When yr driving North on the 5 and the phone keeps blowing up with alarms evacuate now high winds wild fire and you just want to get home wherever that is the thought of home being North more North than here then the sky becomes black in an unnatural way so black you can't poke a hole in it not like the night sky black with winking stars but black a heavy thick black rolling over the hills but you can't see the hills only the black with edges of red and orange but not the sun no you realize the red is the fire the wild fire pushing this way and that and yr going as fast as you can yr going 80 85 who's gonna stop you anyway yr wearing a mask the smoke will choke you will choke yr fellow travelers all going North like the deer and rabbits as the fire brushes them along until they too are consumed you don't want to be consumed not today you call yr sister so she can be there for your panic your animal panic this is how we die wind and fire and we see the fire hopping the freeway raining ash and embers we're doing our best to outrun the fire built with twigs and living trees and grass and creatures like us who want to live who want to live who want to
I came back from S Oregon on Tuesday. We were camping along a river and we woke up at 2 AM because there was smoke in the air. We stood around trying to decide what to do, should we stay, should we leave. We decided to leave and were on the road by 4 AM. Maya and her friends went south and I went north, right into the beast.
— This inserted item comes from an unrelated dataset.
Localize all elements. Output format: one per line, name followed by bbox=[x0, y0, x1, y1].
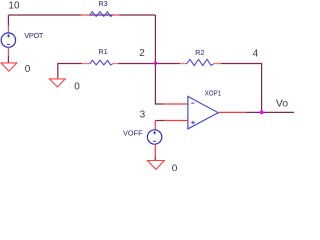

It was the scariest car ride I've ever had. When I got past the second fire, I stopped for gas and looked across at the freeway entrance and cops were blocking it so they were closing the freeway. I got out in time but so many didn't.
Today the smoke in the air is unbreathable. The humming birds are still at the feeders. Micha still has a newborn foster baby in her home. The dog is still dirty.
Fire is an uncompromising fucker. All I can do today is cry. As my friend Clark said in a text "poor sweet everything".